Companies go bust. Most railway companies in the US went belly-up as did the Dot-com companies. Debt is defaulted on. A recession in that industry or even the whole economy ensues and we wait for the next driver.



The graph above is the picture of human greed and fear. It is stupidity too, however, it is necessary to move us along the graph upwards. Without speculation, we would not have had dozens of railway companies fighting to cross the US. The process would have taken decades longer.



So are we always stuck with this business cycle, where a mis-allocation of resources ends in tears- which can often be so severe that it leads to social upheaval eg WW2?



Some economist like Keynes suggested acting to smooth out the cycles. Intervene to reign in speculation as the cycle went up and add money (borrowed if need be) on the way down.



Then we had fools like Greenspan and Bernanke (and the Treasury secretaries like Robert Rubin, Lawrence Summers and Paulson who worked with them) who thought they could halt the business cycle- they unfortunately influenced all the other Central Bankers from Europe to Canada.



They allowed the cycles to go as high as possible and even advocated removing the few legal restrictions which kept the worst of human greed and speculation under check. This is from the free-market theories of Milton Freidman.



It led to HUGE up-cycles and misallocation of resources- eg the Dot-com boom. When these bubbles burst, they then became Keynesian - lowering interest rates and trying to bail out the stranded speculators.



They did this prior to the Dot-com with a number of mini-booms/busts like the LTCM (derivatives explosion) and the Russian and emerging market debt boom/crisis.



What this did was make the up swings huge but cut off the down swings. It seems like a good idea and in fact many wise economists in Central banks thought that Greenspan had found the Holy Grail. Lots of up, but very little down. There were no major recessions from 1987 when Greenspan took over.



Of course all that does is delay the inevitable. You don't get a good purge of speculation, the big money gets the message fast- we will be bailed out of our mistakes. So each bubble gets bigger as it has to swallow the losses of the previous one too.



Thus we had the huge housing bubble in the US. When that burst they tried again. Zero interest rates and even took the debt of speculators onto Government books. However it was too big and all the pent up excess had to come out of the system.

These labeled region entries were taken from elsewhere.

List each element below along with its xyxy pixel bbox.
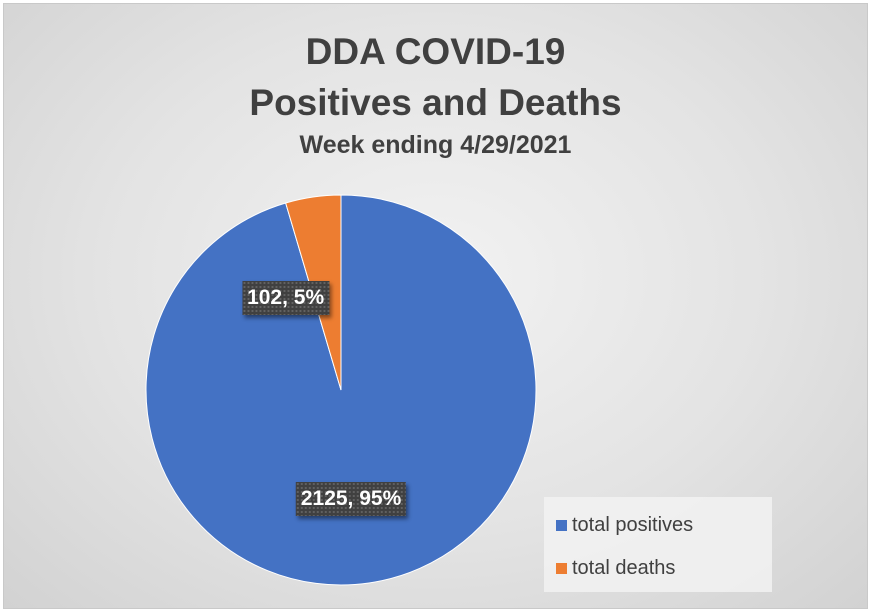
chart-area: DDA COVID-19 Positives and Deaths Week e… — [3, 3, 868, 609]
legend-swatch-total-positives — [556, 520, 567, 531]
data-label-total-deaths: 102, 5% — [242, 280, 330, 315]
chart-subtitle: Week ending 4/29/2021 — [299, 131, 572, 159]
legend-swatch-total-deaths — [556, 563, 567, 574]
legend-label-total-positives: total positives — [572, 514, 694, 536]
legend-item-total-deaths: total deaths — [556, 557, 675, 580]
chart-legend: total positives total deaths — [544, 497, 772, 592]
data-label-total-positives: 2125, 95% — [295, 481, 407, 516]
legend-item-total-positives: total positives — [556, 514, 693, 537]
chart-title-line-1: DDA COVID-19 — [305, 31, 566, 72]
legend-label-total-deaths: total deaths — [572, 557, 676, 579]
chart-title-line-2: Positives and Deaths — [249, 82, 622, 123]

They could not stop the downward movement with their usual bag of tricks. The business cycle took it's full revenge.


There in fact several different cycles with different time frames that play out at the same time. There are short cycles and then longer more dramatic ones. Nicolai Kondratiev a Soviet economist and wrote about it. His theory was that this was how capitalism moved from animal exuberance to purging the excess speculation. A form of self-cleansing if you will. For suggesting this he earned Stalin's anger and was sent to a gulag and later executed there.

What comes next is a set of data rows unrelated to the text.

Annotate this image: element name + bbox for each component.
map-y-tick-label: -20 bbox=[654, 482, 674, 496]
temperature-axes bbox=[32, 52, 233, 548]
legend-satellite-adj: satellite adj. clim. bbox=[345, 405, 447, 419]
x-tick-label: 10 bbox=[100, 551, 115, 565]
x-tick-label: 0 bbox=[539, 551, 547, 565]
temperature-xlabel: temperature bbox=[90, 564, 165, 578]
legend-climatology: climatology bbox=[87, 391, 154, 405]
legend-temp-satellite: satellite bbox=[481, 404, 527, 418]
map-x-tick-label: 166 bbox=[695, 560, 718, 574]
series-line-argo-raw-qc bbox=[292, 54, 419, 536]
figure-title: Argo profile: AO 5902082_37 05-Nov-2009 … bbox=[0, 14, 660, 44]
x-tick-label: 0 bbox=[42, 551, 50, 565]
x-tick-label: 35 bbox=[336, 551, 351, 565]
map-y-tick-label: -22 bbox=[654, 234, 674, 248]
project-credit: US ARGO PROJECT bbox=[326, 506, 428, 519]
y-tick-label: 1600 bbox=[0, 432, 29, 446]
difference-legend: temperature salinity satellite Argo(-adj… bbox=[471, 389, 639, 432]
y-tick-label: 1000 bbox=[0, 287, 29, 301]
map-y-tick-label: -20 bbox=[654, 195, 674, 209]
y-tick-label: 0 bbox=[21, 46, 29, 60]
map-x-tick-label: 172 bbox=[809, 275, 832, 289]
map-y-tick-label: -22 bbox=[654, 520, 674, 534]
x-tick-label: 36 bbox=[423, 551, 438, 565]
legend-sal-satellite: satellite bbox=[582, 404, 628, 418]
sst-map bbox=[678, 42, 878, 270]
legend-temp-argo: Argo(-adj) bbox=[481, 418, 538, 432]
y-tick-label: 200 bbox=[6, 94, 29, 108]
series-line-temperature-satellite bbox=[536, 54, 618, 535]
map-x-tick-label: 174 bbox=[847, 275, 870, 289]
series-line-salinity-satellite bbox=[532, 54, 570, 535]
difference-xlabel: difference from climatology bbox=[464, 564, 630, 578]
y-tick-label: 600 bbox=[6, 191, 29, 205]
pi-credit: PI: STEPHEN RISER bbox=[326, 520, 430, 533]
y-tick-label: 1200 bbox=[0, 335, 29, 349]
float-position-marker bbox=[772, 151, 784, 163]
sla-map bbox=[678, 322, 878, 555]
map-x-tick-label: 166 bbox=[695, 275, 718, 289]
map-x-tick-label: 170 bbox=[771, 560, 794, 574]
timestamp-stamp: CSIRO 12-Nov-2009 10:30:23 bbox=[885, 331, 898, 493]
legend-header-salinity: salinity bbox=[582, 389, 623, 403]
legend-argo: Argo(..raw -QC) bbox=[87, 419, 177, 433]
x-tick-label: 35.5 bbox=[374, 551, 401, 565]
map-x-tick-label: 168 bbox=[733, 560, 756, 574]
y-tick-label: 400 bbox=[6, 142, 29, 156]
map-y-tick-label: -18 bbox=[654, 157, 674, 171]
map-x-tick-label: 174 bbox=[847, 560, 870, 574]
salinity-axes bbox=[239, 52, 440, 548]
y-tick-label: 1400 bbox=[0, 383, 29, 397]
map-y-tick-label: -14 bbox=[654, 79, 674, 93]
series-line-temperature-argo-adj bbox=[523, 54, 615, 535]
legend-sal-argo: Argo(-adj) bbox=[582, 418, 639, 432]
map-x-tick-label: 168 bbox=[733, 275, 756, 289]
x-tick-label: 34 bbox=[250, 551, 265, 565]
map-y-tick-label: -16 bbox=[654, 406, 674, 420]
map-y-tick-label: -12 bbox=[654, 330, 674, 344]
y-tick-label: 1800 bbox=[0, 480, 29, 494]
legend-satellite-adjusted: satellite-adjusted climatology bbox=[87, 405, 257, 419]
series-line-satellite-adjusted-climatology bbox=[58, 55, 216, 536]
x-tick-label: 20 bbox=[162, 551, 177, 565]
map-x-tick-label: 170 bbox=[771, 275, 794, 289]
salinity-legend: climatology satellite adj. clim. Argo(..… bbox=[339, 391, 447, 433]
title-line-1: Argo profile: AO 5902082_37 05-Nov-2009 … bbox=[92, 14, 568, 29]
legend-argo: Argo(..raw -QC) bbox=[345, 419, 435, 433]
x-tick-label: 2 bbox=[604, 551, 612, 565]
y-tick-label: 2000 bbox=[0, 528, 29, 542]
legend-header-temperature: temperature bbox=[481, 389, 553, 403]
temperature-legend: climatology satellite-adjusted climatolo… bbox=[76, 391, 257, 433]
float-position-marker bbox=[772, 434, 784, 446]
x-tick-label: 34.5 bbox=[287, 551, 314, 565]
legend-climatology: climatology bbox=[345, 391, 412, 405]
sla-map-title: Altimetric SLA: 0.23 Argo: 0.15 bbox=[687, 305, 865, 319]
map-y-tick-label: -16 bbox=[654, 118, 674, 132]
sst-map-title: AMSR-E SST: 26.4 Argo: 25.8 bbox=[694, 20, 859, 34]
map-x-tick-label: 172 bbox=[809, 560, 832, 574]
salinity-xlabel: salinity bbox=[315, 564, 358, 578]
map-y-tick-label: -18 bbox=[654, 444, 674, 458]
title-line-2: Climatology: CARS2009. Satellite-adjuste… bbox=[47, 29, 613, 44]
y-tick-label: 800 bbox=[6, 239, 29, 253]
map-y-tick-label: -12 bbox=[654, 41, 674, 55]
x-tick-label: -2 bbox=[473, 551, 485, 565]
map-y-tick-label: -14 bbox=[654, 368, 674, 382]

As I mentioned we have come though a period where we had the worst of both worlds. Regulators who did not regulate. Central bankers who were too close to the speculators and politicians who did not want the good times to be curtailed. The result was a delaying of the cleansing until we now have the mother-of-all down waves.


It is human nature to want to delay pain. We did it in Canada. When the crisis hit in 2008- we were in excellent shape. Low consumer debt, near balanced budget, and still buoyant commodity prices.


However our own Central bankers and politicians panicked. You know the script. Zero interest rates, CMHC doubling, Tax incentives, RRSP down-payments, Long mortgages etc.


All leading to our own speculative bubble which as Ben has shown is right where the US was when they burst. Had they done nothing we would have gone though pain. However it is very likely that as a result there will be even more pain.. I guess everyone just hopes it bursts on someone else's watch.


It is like a party where everyone is get rat-faced drunk and a few people nag that this is not going to end well. "This will end with fights, and vomiting, and maybe even more serious events". - They are told they are Spoil-sports! Drink. Enjoy the fun.


Of course the bears in the US were fully vindicated, not that it gives them much comfort, since they have to share the pain with everyone else!